Mourad Preure, expert en questions énergétiques, est revenu, hier samedi, sur la décision de l’Algérie, d’abandonner le contrat gazier Europe-Maghreb (GME) régissant l’approvisionnement en gaz algérien via le Maroc et devant s’achever le 31 octobre prochain. Annoncée, pour rappel, jeudi, par le ministre l’Energie et des Mines, Mohamed Arkab.

«L’Etat marocain a sous-estimé la force de manœuvre de l’Algérie, sachant la source algérienne qui reste, aux yeux de ses clients, une source fiable», a indiqué Mourad Preure. Qualifiant la posture du Maroc d’attitude « perverse » allant même jusqu’à oublier que dans les années du terrorisme (les années 1990) quand les conduites étaient des tuyaux en proie aux actes terroristes) il n’y a jamais eu de rupture d’approvisionnement en pétrole ni de gaz. Intervenant sur les ondes de la Chaîne III de la radio algérienne dont il était l’invité de la rédaction, cet expert en questions énergétiques, considère de prime abord qu’avec les capacités de production et de transport qu’elle détienne, l’Algérie n’a pas de contrainte dans l’exportation de son gaz, soit liquide soit par gazoduc.
« Nous n’avons pas de stress dans l’exportation de gaz mais, ce sont bien les Européens qui en ont avec le pays de transit », observe Mourad Preure, citant l’exemple de la Russie dont le gaz acheminé vers l’Europe de l’Ouest était empêché par la crise ukrainienne, le pays à travers lequel transite le gaz russe. Le chantage de l’Ukraine, a rappelé l’invité de la rédaction de la Chaîne III de la radio algérienne, a mis le gaz de la Russie face au mur et a poussé la dernière à construire un autre gazoduc pour acheminer cette denrée précieuse jusqu’en Bulgarie. « Pour ce qui est du chantage de notre voisin, le Maroc en l’occurrence, force est de croire que le pays de transit détient naturellement une force géostratégique (de 117 kilomètres) qu’il va inéluctablement brandir et exercer avec une pression sur l’Algérie », a observé Mourad Preure.

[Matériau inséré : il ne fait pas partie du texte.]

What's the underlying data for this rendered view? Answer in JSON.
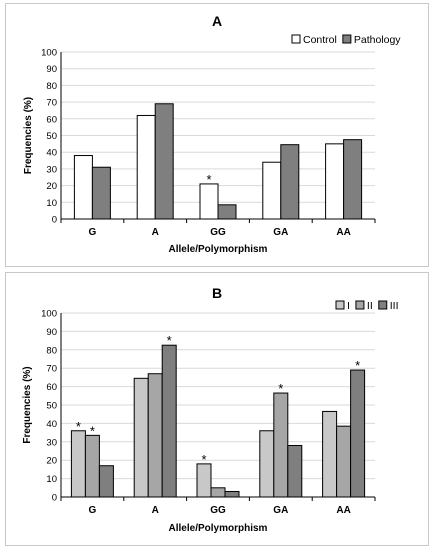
{
  "chart_data": [
    {
      "panel_label": "A",
      "type": "bar",
      "categories": [
        "G",
        "A",
        "GG",
        "GA",
        "AA"
      ],
      "series": [
        {
          "name": "Control",
          "color": "#ffffff",
          "values": [
            38,
            62,
            21,
            34,
            45
          ]
        },
        {
          "name": "Pathology",
          "color": "#7f7f7f",
          "values": [
            31,
            69,
            8.5,
            44.5,
            47.5
          ]
        }
      ],
      "significance_marks": [
        {
          "category": "GG",
          "series": "Control",
          "symbol": "*"
        }
      ],
      "xlabel": "Allele/Polymorphism",
      "ylabel": "Frequencies (%)",
      "ylim": [
        0,
        100
      ],
      "ytick_step": 10,
      "grid": true,
      "legend_position": "top-right"
    },
    {
      "panel_label": "B",
      "type": "bar",
      "categories": [
        "G",
        "A",
        "GG",
        "GA",
        "AA"
      ],
      "series": [
        {
          "name": "I",
          "color": "#c8c8c8",
          "values": [
            36,
            64.5,
            18,
            36,
            46.5
          ]
        },
        {
          "name": "II",
          "color": "#a6a6a6",
          "values": [
            33.5,
            67,
            5,
            56.5,
            38.5
          ]
        },
        {
          "name": "III",
          "color": "#7f7f7f",
          "values": [
            17,
            82.5,
            3,
            28,
            69
          ]
        }
      ],
      "significance_marks": [
        {
          "category": "G",
          "series": "I",
          "symbol": "*"
        },
        {
          "category": "G",
          "series": "II",
          "symbol": "*"
        },
        {
          "category": "A",
          "series": "III",
          "symbol": "*"
        },
        {
          "category": "GG",
          "series": "I",
          "symbol": "*"
        },
        {
          "category": "GA",
          "series": "II",
          "symbol": "*"
        },
        {
          "category": "AA",
          "series": "III",
          "symbol": "*"
        }
      ],
      "xlabel": "Allele/Polymorphism",
      "ylabel": "Frequencies (%)",
      "ylim": [
        0,
        100
      ],
      "ytick_step": 10,
      "grid": true,
      "legend_position": "top-right"
    }
  ]
}
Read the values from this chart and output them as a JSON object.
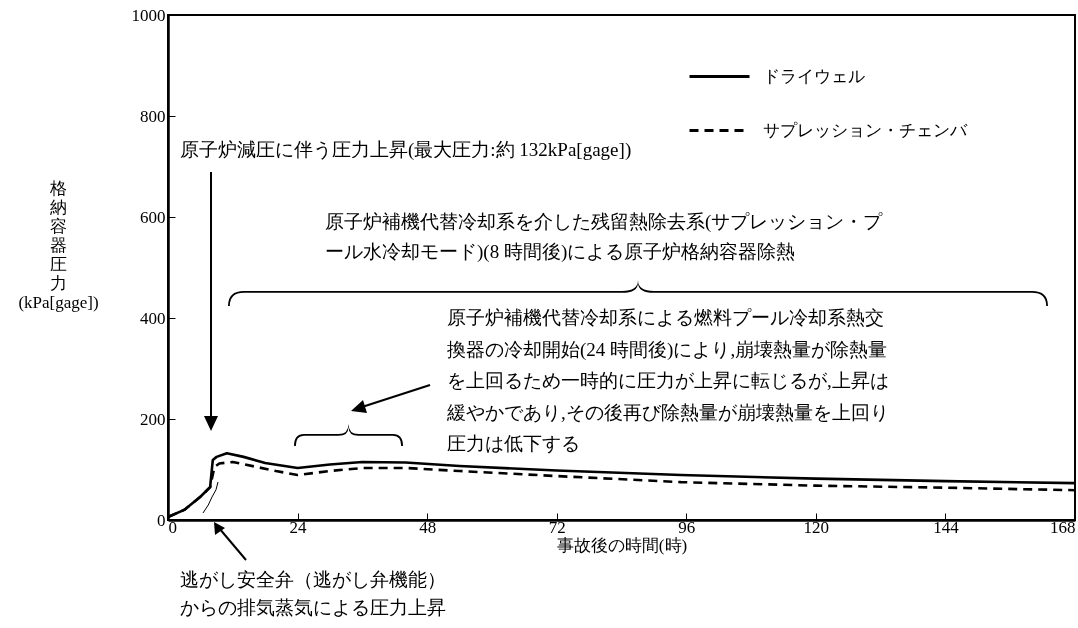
{
  "chart_data": {
    "type": "line",
    "ylabel": "格納容器圧力 (kPa[gage])",
    "xlabel": "事故後の時間(時)",
    "xlim": [
      0,
      168
    ],
    "xticks": [
      0,
      24,
      48,
      72,
      96,
      120,
      144,
      168
    ],
    "ylim": [
      0,
      1000
    ],
    "yticks": [
      0,
      200,
      400,
      600,
      800,
      1000
    ],
    "grid": false,
    "legend": "top right",
    "marker": "none",
    "series": [
      {
        "name": "ドライウェル",
        "color": "#000000",
        "line_style": "solid",
        "x": [
          0,
          3,
          6,
          7.8,
          8.3,
          9,
          10.9,
          14,
          18,
          24,
          30,
          36,
          44,
          54,
          72,
          95,
          120,
          144,
          168
        ],
        "values": [
          6,
          20,
          46,
          65,
          119,
          125,
          132,
          125,
          113,
          103,
          110,
          115,
          114,
          107,
          98,
          89,
          82,
          77,
          73
        ]
      },
      {
        "name": "サプレッション・チェンバ",
        "color": "#000000",
        "line_style": "dashed",
        "x": [
          0,
          3,
          6,
          7.8,
          8.6,
          9.5,
          12,
          16,
          20,
          24,
          30,
          36,
          44,
          54,
          72,
          95,
          120,
          144,
          168
        ],
        "values": [
          6,
          20,
          46,
          65,
          105,
          112,
          115,
          106,
          97,
          89,
          97,
          103,
          103,
          97,
          87,
          75,
          68,
          64,
          59
        ]
      }
    ],
    "annotations": [
      "原子炉減圧に伴う圧力上昇(最大圧力:約 132kPa[gage])",
      "原子炉補機代替冷却系を介した残留熱除去系(サプレッション・プール水冷却モード)(8 時間後)による原子炉格納容器除熱",
      "原子炉補機代替冷却系による燃料プール冷却系熱交換器の冷却開始(24 時間後)により,崩壊熱量が除熱量を上回るため一時的に圧力が上昇に転じるが,上昇は緩やかであり,その後再び除熱量が崩壊熱量を上回り圧力は低下する",
      "逃がし安全弁（逃がし弁機能）からの排気蒸気による圧力上昇"
    ]
  }
}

Estimant que face à un éventuel scénario marocain, nous devons, au pire des cas, aller vers un plan B similaire à celui ayant opposé la Russie en conflit avec l’Ukraine. Même si nous avons une très grande flexibilité à exporter notre gaz hors Méditerranée, a fait remarquer cet expert en questions énergétiques, il faut tirer les leçons du conflit russo-ukrainien. «C’est dire que si la crise entre le Maroc et l’Algérie persiste, chose que Naturgy (le Sonatrach espagnol, ndlr) qui détient 49% de ce transit, ne va pas admettre et taire», a-t-il poursuivi. Faisant remarquer que Sonatrach veut, certes, sécuriser ses débouchés dont l’Espagne, et partant, tous les clients européens du gaz algérien, n’admettent pas une rupture dépassant les 20 jours. Le gazoduc nourrissant l’Europe en gaz algérien via l’Espagne transite par le Royaume chérifien. Le partenariat Sonatrach-Naturgy, en matière de transport gazier via gazoduc, a permis, rappelle-t-on, de porter les capacités de production de 8 à 10 milliards m3.
Rabah M.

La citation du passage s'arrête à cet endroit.